Absolutely. It is the nature of the profession that DBAs are conservative. If you have something that works, you want it to continue to work. So if it is working well enough, don't change it!

The optimizer is great. Wonderful. It found plans that are working well for me. Yay!

Now what? The potential upside of it finding an even better plan is minimal. I'm satisfied with its performance as is. The potential downside of it deciding that a worse plan is better is huge. Let me go and tell it to not change its mind!

Relational databases already have enough "fall over with no previous sign of problems" failure modes. (The hard one has to do with locking, if a particular fine-grained lock is operating at 98% of capacity it shows no sign of problems, but at 101% of capacity the database falls over.) There is no need to add more.
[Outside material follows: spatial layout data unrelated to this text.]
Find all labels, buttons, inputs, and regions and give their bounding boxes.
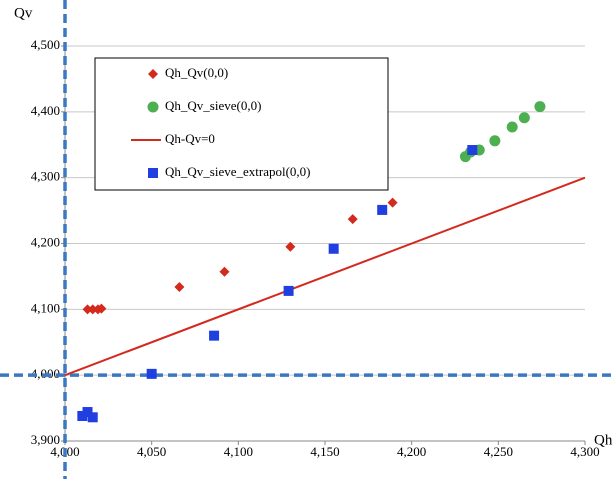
x-tick-label: 4,050	[137, 444, 166, 459]
legend-label: Qh-Qv=0	[165, 131, 215, 146]
legend-symbol	[148, 69, 158, 79]
point	[387, 197, 398, 208]
point	[506, 121, 518, 133]
y-tick-label: 4,200	[31, 234, 60, 249]
point	[347, 214, 358, 225]
point	[467, 145, 478, 156]
point	[283, 285, 294, 296]
point	[489, 135, 501, 147]
point	[87, 412, 98, 423]
point	[77, 410, 88, 421]
point	[285, 241, 296, 252]
point	[209, 330, 220, 341]
x-tick-label: 4,250	[484, 444, 513, 459]
x-tick-label: 4,100	[224, 444, 253, 459]
x-tick-label: 4,200	[397, 444, 426, 459]
x-tick-label: 4,300	[570, 444, 599, 459]
legend-label: Qh_Qv_sieve_extrapol(0,0)	[165, 164, 311, 179]
point	[534, 101, 546, 113]
legend-symbol	[147, 101, 159, 113]
y-axis-title: Qv	[14, 5, 33, 21]
x-tick-label: 4,150	[310, 444, 339, 459]
point	[328, 243, 339, 254]
point	[377, 204, 388, 215]
legend-label: Qh_Qv_sieve(0,0)	[165, 98, 261, 113]
legend-label: Qh_Qv(0,0)	[165, 65, 228, 80]
y-tick-label: 4,500	[31, 37, 60, 52]
legend-symbol	[148, 168, 158, 178]
x-axis-title: Qh	[594, 432, 613, 448]
point	[219, 266, 230, 277]
point	[96, 303, 107, 314]
legend-box	[94, 57, 389, 191]
line	[64, 176, 586, 377]
point	[174, 281, 185, 292]
point	[146, 368, 157, 379]
point	[82, 304, 93, 315]
y-tick-label: 3,900	[31, 432, 60, 447]
y-tick-label: 4,400	[31, 103, 60, 118]
y-tick-label: 4,300	[31, 169, 60, 184]
y-tick-label: 4,100	[31, 300, 60, 315]
point	[87, 304, 98, 315]
point	[518, 112, 530, 124]
point	[82, 407, 93, 418]
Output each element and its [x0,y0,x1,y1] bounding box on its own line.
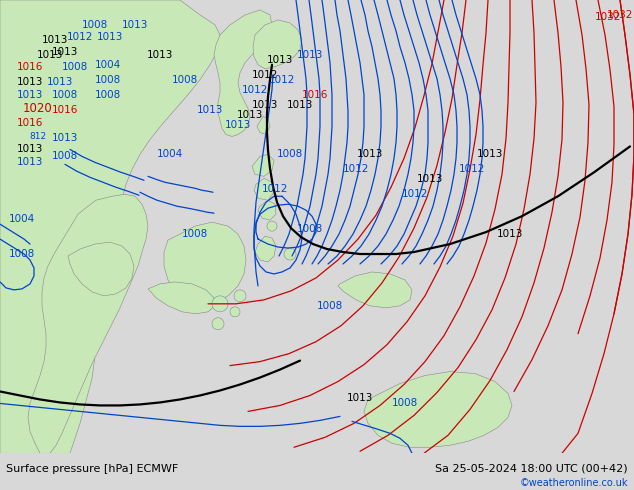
Text: 1020: 1020 [23,102,53,115]
Text: 1004: 1004 [157,149,183,159]
Circle shape [212,318,224,330]
Text: 1013: 1013 [497,229,523,239]
Text: 1008: 1008 [95,90,121,99]
Circle shape [234,290,246,302]
Text: 1013: 1013 [17,90,43,99]
Text: 1012: 1012 [402,189,428,199]
Polygon shape [254,178,274,200]
Text: 1012: 1012 [459,164,485,174]
Text: 1013: 1013 [477,149,503,159]
Text: 1004: 1004 [95,60,121,70]
Text: 1012: 1012 [67,32,93,42]
Polygon shape [164,222,246,304]
Text: 1013: 1013 [17,145,43,154]
Circle shape [212,296,228,312]
Text: 1008: 1008 [277,149,303,159]
Text: 1013: 1013 [267,55,293,65]
Polygon shape [0,0,220,453]
Text: 1032: 1032 [607,10,633,20]
Text: 1012: 1012 [269,74,295,85]
Text: 1016: 1016 [17,62,43,72]
Text: 1013: 1013 [357,149,383,159]
Text: 1008: 1008 [9,249,35,259]
Text: 1013: 1013 [287,99,313,110]
Text: 1008: 1008 [172,74,198,85]
Text: 1013: 1013 [225,120,251,129]
Text: 1012: 1012 [262,184,288,194]
Text: 1016: 1016 [17,118,43,127]
Circle shape [267,221,277,231]
Text: Sa 25-05-2024 18:00 UTC (00+42): Sa 25-05-2024 18:00 UTC (00+42) [435,464,628,473]
Polygon shape [28,194,148,453]
Text: 1008: 1008 [297,224,323,234]
Circle shape [230,307,240,317]
Text: 1016: 1016 [52,104,78,115]
Text: 1013: 1013 [17,157,43,168]
Text: Surface pressure [hPa] ECMWF: Surface pressure [hPa] ECMWF [6,464,179,473]
Text: 1008: 1008 [62,62,88,72]
Text: 1008: 1008 [52,90,78,99]
Polygon shape [252,154,274,176]
Text: 1008: 1008 [182,229,208,239]
Text: 1008: 1008 [95,74,121,85]
Text: 1016: 1016 [302,90,328,99]
Text: 812: 812 [29,132,46,141]
Text: 1013: 1013 [52,47,78,57]
Text: 1008: 1008 [317,301,343,311]
Polygon shape [253,20,302,69]
Text: ©weatheronline.co.uk: ©weatheronline.co.uk [519,478,628,488]
Polygon shape [214,10,272,137]
Polygon shape [364,371,512,447]
Text: 1004: 1004 [9,214,35,224]
Text: 1013: 1013 [252,99,278,110]
Text: 1012: 1012 [252,70,278,80]
Text: 1013: 1013 [42,35,68,45]
Text: 1012: 1012 [242,85,268,95]
Text: 1032: 1032 [595,12,621,22]
Polygon shape [257,117,270,134]
Circle shape [284,248,296,260]
Text: 1013: 1013 [147,50,173,60]
Text: 1013: 1013 [37,50,63,60]
Text: 1013: 1013 [52,133,78,144]
Text: 1013: 1013 [347,393,373,403]
Text: 1008: 1008 [82,20,108,30]
Text: 1013: 1013 [47,76,73,87]
Text: 1013: 1013 [122,20,148,30]
Text: 1008: 1008 [392,398,418,409]
Polygon shape [338,272,412,308]
Polygon shape [68,242,134,296]
Text: 1013: 1013 [297,50,323,60]
Text: 1012: 1012 [343,164,369,174]
Polygon shape [255,236,276,262]
Polygon shape [148,282,215,314]
Text: 1013: 1013 [17,76,43,87]
Text: 1013: 1013 [237,110,263,120]
Text: 1008: 1008 [52,151,78,161]
Text: 1013: 1013 [197,104,223,115]
Text: 1013: 1013 [97,32,123,42]
Text: 1013: 1013 [417,174,443,184]
Polygon shape [258,200,276,220]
Update: I've actually run across people recommending a workaround for this problem: turn off automatic statistics gathering. That way you know that the query optimizer won't automatically change what it is doing. I bet I know what this particular developer thinks of that strategy!

wiredfool · on Feb 4, 2011

I've been there, and have the scars from it.

In several cases, I have order by (id{primary key}+0) desc just to bust up the very strong bias to just backwards scan on the primary key till it fills the limit window. That's perfectly fine if you're looking at the end of a time series, but if you're actually looking 200k records back, even if stuff is cached in memory, that's a hell of a hit.

The case that first triggered that one was when the query planner went from a constant time lookup to that index scan, and took the time to do a large update from 10s of seconds to 12 hours.

fendale · on Feb 4, 2011

Yea, I have seen Oracle do basically the same thing, and our solution is to stick in a stored outlined (effectively locking the plan). If you own the code (ie it is not a 3rd party COTS package) you can also use hints to control queries. I would hate to be without hints in Oracle.

Oracle 11g apparently can spot when a query plan changes and the new one is much slower than the old one - at least that is what is says in the documentation. Whether it works or not I will find out if we ever get a system upgraded to 11g!

jacques_chester · on Feb 7, 2011

> Oracle 11g apparently can spot when a query plan changes and the new one is much slower than the old one - at least that is what is says in the documentation. Whether it works or not I will find out if we ever get a system upgraded to 11g!

I'm surprised this isn't already the default.

I guess the next step for postrgres is to collect statistics on plans as well as data.